J’ai choisi pour ce travail parce que la peine des autres me touche. En premier lieu je suis infirmière. Je veux aider des gens. Des femmes en particulier, parce que je suis moi-même une femme. Je travaille maintenant depuis un an pour Mamas for Africa. Précédemment je travaillais comme infirmière à l’hôpital d’Uvira et par après comme assistante psychosociale dans une association locale qui travaille avec des victimes du sida. Il y a ici tellement de problèmes. Je ne peux pas y rester indifférente.

N’avez vous pas parfois des moments difficiles devant toute cette souffrance et tout ce mal?

Oui, bien sûr. Certaines histoires racontées par ces femmes sur ce qu’elles ont vécu sont inhumaines. Des femmes sont passées à la crosse avec des bouteilles cassées et des armes. J’ai appris que des femmes, après avoir été violées par plusieurs soldats, ont été pendues par les pieds sous un bidon brûlant et goutant. Et puis il y a en plus le risque de contamination par le sida. Même des hommes sont violés. Des pères ont été obligés de coucher avec leurs enfants. S’ils refusent ils sont abattus. C’est l’impunition totale. Celui qui commet des cruautés n’est pas puni. Une pareille chose vous reste en tête. A un moment où moi-même je traverse un passage difficile, je m’adresse à une sage-femme pour demander conseil. Néanmoins je veux continuer à faire ce travail. Je suis convaincu de pouvoir aider des femmes dans leur douleur et chagrin. Il y a heureusement aussi des moments heureux dans mon travail.
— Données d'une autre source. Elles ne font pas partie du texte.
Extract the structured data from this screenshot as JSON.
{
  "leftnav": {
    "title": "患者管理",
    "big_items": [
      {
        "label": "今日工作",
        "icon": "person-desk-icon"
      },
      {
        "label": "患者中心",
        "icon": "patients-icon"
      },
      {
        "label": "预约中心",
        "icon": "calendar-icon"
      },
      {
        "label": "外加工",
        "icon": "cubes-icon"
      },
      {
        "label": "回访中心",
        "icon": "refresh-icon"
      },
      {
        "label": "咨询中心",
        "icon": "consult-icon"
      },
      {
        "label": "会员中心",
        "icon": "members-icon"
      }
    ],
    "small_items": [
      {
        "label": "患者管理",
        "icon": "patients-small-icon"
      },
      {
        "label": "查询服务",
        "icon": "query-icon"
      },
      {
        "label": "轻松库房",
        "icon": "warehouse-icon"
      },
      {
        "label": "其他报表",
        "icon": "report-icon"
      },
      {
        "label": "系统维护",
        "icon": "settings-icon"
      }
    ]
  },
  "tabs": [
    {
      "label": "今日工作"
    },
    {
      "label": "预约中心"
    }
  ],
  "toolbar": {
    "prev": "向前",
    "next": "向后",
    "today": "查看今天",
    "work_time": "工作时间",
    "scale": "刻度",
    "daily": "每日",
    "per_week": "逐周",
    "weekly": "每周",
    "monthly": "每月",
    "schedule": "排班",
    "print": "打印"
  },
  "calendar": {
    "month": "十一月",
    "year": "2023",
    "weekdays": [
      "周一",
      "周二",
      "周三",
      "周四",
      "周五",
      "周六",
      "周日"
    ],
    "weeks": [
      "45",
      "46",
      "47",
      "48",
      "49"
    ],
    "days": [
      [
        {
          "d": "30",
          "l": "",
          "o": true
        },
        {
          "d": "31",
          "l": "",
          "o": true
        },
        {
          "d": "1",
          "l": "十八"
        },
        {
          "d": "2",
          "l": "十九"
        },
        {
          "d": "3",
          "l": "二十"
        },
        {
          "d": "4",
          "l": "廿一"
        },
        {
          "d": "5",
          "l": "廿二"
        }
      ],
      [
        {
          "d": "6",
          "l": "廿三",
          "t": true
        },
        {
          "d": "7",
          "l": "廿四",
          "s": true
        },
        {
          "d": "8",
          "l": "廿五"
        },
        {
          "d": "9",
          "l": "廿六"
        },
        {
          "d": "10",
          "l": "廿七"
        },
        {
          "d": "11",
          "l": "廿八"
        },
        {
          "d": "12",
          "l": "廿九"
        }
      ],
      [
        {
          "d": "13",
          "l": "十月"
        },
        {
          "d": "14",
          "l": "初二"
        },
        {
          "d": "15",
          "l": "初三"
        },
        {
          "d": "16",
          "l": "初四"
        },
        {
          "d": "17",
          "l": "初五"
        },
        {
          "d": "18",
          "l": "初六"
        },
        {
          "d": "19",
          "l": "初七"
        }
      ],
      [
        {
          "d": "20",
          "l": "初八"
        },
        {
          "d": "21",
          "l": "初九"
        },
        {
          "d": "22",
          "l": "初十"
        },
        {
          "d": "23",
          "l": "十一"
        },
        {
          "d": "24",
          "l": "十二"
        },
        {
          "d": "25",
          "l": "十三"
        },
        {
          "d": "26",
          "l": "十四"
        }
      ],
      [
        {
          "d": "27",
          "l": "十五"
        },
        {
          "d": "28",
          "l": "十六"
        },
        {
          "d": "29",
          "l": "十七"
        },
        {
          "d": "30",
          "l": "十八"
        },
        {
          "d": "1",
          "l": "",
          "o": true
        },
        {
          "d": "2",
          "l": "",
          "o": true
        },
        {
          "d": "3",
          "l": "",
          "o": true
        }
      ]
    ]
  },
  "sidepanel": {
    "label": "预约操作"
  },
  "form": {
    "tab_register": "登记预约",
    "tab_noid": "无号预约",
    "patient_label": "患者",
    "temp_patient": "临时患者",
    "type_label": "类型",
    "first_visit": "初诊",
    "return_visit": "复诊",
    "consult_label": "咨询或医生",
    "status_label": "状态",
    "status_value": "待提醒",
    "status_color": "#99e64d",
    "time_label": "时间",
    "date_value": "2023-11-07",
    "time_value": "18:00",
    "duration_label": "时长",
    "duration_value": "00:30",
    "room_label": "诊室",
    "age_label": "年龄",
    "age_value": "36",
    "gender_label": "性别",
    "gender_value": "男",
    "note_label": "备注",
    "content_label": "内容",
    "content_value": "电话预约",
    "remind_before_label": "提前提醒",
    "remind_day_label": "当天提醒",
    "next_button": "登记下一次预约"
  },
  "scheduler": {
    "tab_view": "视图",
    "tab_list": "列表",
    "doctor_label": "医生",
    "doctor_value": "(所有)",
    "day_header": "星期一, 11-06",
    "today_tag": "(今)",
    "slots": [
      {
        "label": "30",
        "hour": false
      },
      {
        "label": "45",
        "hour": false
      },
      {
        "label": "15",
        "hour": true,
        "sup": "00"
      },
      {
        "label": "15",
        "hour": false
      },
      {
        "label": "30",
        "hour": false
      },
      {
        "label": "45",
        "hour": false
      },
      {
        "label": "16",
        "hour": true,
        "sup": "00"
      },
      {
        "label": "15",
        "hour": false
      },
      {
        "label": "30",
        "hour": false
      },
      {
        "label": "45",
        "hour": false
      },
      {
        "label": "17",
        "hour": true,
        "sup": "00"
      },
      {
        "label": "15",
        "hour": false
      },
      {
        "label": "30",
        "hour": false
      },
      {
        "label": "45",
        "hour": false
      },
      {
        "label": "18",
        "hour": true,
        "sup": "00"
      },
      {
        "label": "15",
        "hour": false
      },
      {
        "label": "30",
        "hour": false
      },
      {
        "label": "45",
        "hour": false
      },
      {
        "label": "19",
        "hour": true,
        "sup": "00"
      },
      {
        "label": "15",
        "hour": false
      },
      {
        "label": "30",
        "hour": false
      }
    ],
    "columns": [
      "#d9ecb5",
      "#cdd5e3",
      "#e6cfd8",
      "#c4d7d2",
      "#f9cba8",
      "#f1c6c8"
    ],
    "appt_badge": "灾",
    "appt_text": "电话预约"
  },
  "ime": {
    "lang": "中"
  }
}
Quels sont alors ces moments qui vous réjouissent?

Je suis heureuse quand je peux réunir des familles, quand je constate que des femmes sont de nouveau respectées par leur mari. Quand je peux les réunir de nouveau. Je me sens respectée par les femmes que j’aide, même par leurs maris. Cela me réjouit de voir des femmes revenir guéries après une intervention.

Est-ce que Mamas for Africa fait la différence? Remarquez-vous du changement?

Nous n’allons pas changer le monde. Et nous ne pouvons pas aider tout le monde. Mais chaque femme aidée en est quand-même une qui peut continuer sa vie par ses propres moyens. Et cela en vaut la peine. Peut-être pouvons-nous petit à petit combattre le tabou et la honte qui entourent le viol. Les femmes que nous aidons, encouragent d’autres femmes à chercher de l’aide également. Pour faire connaître leur histoire. Je constate que certaines femmes violées sont de nouveau acceptées après notre intervention. La stigmatisation diminue! Mais le chemin à parcourir est encore long.

Recevez-vous aussi des réactions des femmes que vous avez aidées ? Ou des réactions des hommes ?

Absolument! Beaucoup de femmes qui ont été traitées à l’hôpital, reviennent à la Maison de la Femme pour exprimer leur bonheur et pour nous remercier! Par contre il est un fait que beaucoup d’hommes nient l’existence de la violence sexuelle. Ils se sentent menacés et attaqués. Il y a également des femmes qui jurent ne plus jamais vouloir un homme dans leur vie. Elles veulent continuer toutes seules. Autres femmes ne diront jamais à leurs maris qu'elles ont été violées. Cependant il ya aussi des femmes qui commettent un avortement pour ainsi regagner leur mari pour elles. Des enfants issus d’un viol ne sont en effet pas toujours acceptés.

Y-a-t-il un message que vous voulez nous donner?

Il est nécessaire que les femmes soient écoutées. Des femmes doivent s’engager pour d’autres femmes. Ensemble nous pouvons mettre en route du changement.

Pourquoi devons-nous continuer à soutenir Mamas for Africa?

Mamas for Africa fait du bon travail. Son engagement a un impact direct sur la vie de chaque femme qui est aidée. Parce qu’il y a encore tant de femmes qui ont besoin d’aide,  ce travail reste nécessaire. Une autre solution n’apparaît pas encore. Et cela n’est que possible qu’avec le support financier de Belgique. Si vous soutenez Mamas for Africa, nous avons les moyens de persévérer dans notre travail. Les femmes en sont très reconnaissantes.